Sara Nelson, who represents 55,000 flight attendants at 20 airlines as the International President of the Association of Flight Attendants-CWA, said that staffing guidelines were set half a century ago and haven’t been touched since then.

“We’ve got a regulatory agency that hasn’t kept up with the realities of the cabin,” she told The Verge. “Seats closer together, more people on the plane than ever before, more complications in the cabin.”

Flight attendants must also perform a wide variety of emergency duties, from using defibrillators to monitoring for possible security threats. As aviation’s first responders, they are stretched to capacity as-is. Reducing their levels below the minimum will make it nearly impossible to do their jobs.

Ultimately, Nelson’s concern isn’t just about a single airplane type. It’s about the precedent it sets. Historically, as soon as one major airline reduces staffing, Wall Street demands that the others quickly follow suit in order to reduce costs. If the whole industry follows American’s lead, it will be the clearest signal yet that those in power care more about fatter profit margins than they do about passenger safety.

To be clear, a regulatory rollback probably won’t cause significantly more airplanes to fall out of the sky. But it will create real risks.

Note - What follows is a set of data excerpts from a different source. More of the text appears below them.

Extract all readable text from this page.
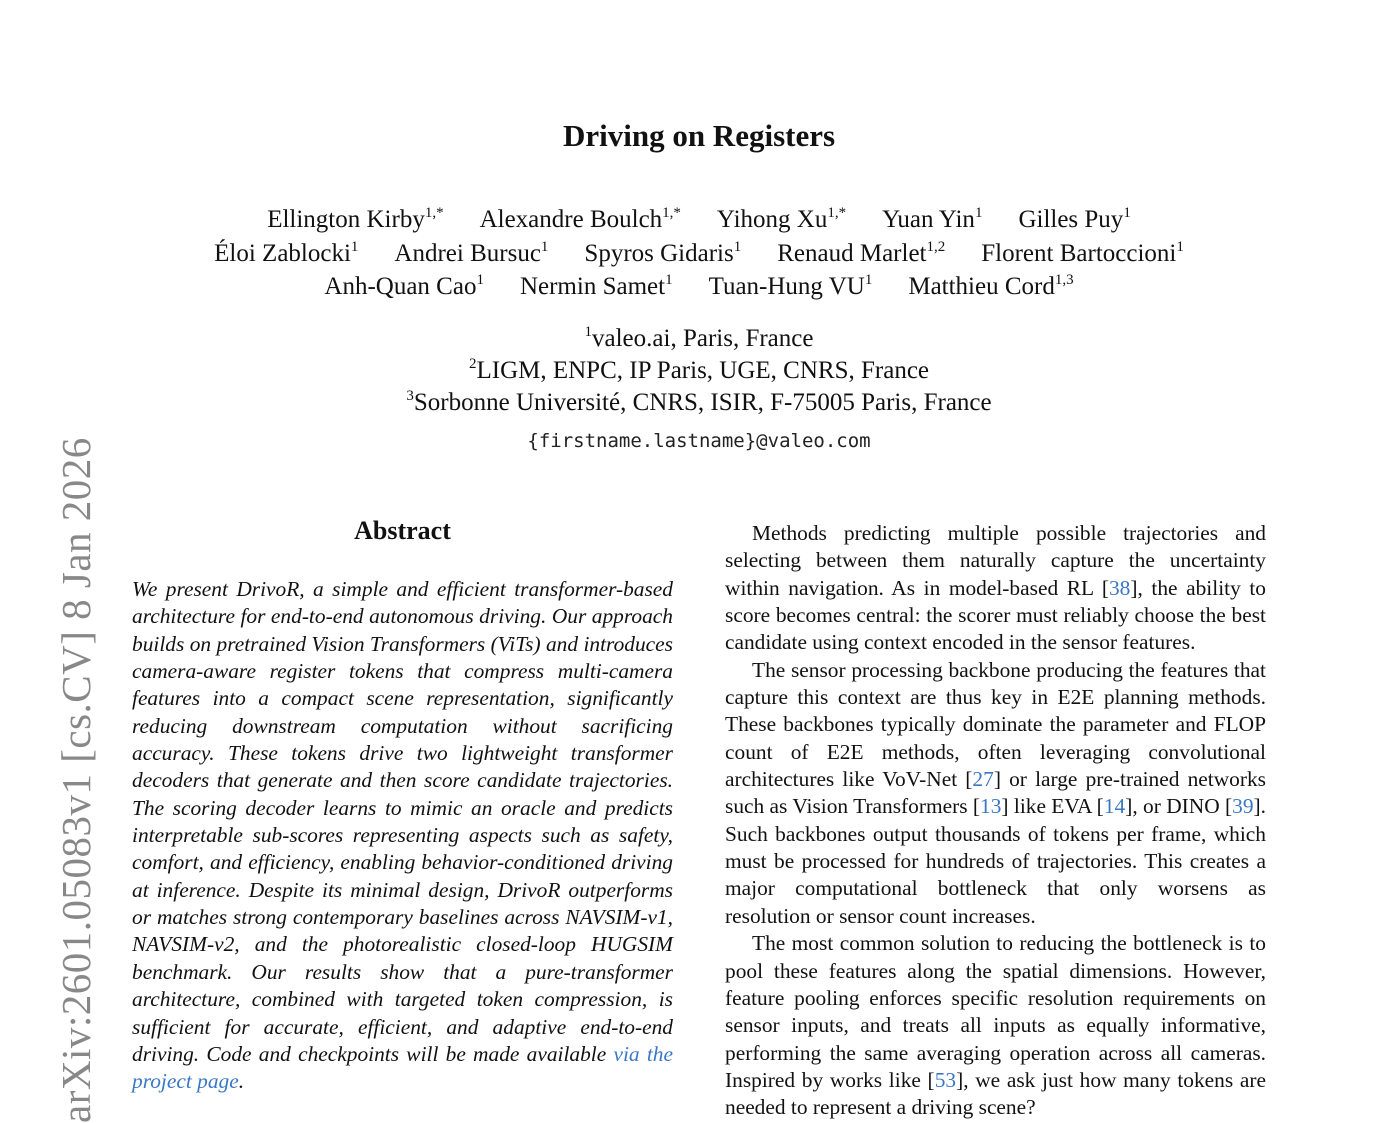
arXiv:2601.05083v1 [cs.CV] 8 Jan 2026
Driving on Registers
Ellington Kirby$^{1,*}$ Alexandre Boulch$^{1,*}$ Yihong $Xu^{1,*}$ Yuan Yin$^1$ Gilles Puy$^1$
Éloi Zablocki$^1$ Andrei Bursuc$^1$ Spyros Gidaris$^1$ Renaud Marlet$^{1,2}$ Florent Bartoccioni$^1$
Anh-Quan Cao$^1$ Nermin Samet$^1$ Tuan-Hung $VU^1$ Matthieu Cord$^{1,3}$
$^1$valeo.ai, Paris, France
$^2$LIGM, ENPC, IP Paris, UGE, CNRS, France
$^3$Sorbonne Université, CNRS, ISIR, F-75005 Paris, France
{firstname.lastname}@valeo.com
Abstract
We present DrivoR, a simple and efficient transformer-based architecture for end-to-end autonomous driving. Our approach builds on pretrained Vision Transformers (ViTs) and introduces camera-aware register tokens that compress multi-camera features into a compact scene representation, significantly reducing downstream computation without sacrificing accuracy. These tokens drive two lightweight transformer decoders that generate and then score candidate trajectories. The scoring decoder learns to mimic an oracle and predicts interpretable sub-scores representing aspects such as safety, comfort, and efficiency, enabling behavior-conditioned driving at inference. Despite its minimal design, DrivoR outperforms or matches strong contemporary baselines across NAVSIM-v1, NAVSIM-v2, and the photorealistic closed-loop HUGSIM benchmark. Our results show that a pure-transformer architecture, combined with targeted token compression, is sufficient for accurate, efficient, and adaptive end-to-end driving. Code and checkpoints will be made available via the project page.

Methods predicting multiple possible trajectories and selecting between them naturally capture the uncertainty within navigation. As in model-based RL [38], the ability to score becomes central: the scorer must reliably choose the best candidate using context encoded in the sensor features.

The sensor processing backbone producing the features that capture this context are thus key in E2E planning methods. These backbones typically dominate the parameter and FLOP count of E2E methods, often leveraging convolutional architectures like VoV-Net [27] or large pre-trained networks such as Vision Transformers [13] like EVA [14], or DINO [39]. Such backbones output thousands of tokens per frame, which must be processed for hundreds of trajectories. This creates a major computational bottleneck that only worsens as resolution or sensor count increases.

The most common solution to reducing the bottleneck is to pool these features along the spatial dimensions. However, feature pooling enforces specific resolution requirements on sensor inputs, and treats all inputs as equally informative, performing the same averaging operation across all cameras. Inspired by works like [53], we ask just how many tokens are needed to represent a driving scene?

Those risks might look like Aeroflot 1492 in 2019, where a slower-than-expected evacuation led to 41 fatalities. Or they might look like the disorganized and delayed reaction to the Air India 171 crash from India’s severely understaffed aviation regulator, which allowed misinformation and conspiracy theories to spread. Or they might look like higher burnout rates among pilots, flight attendants, and air traffic controllers who must substitute individual effort for the hollowed-out institutions that no longer support them.

In short, the attack on regulations will reduce the margin of safety everywhere, and erode trust in air travel — all for the sake of letting the industry pad its margins.

This willingness to abandon safety standards in the name of profits is wrong for aviation, says Nelson.

“It’s a continued pressure and downward spiral. It’s shocking, but not surprising.”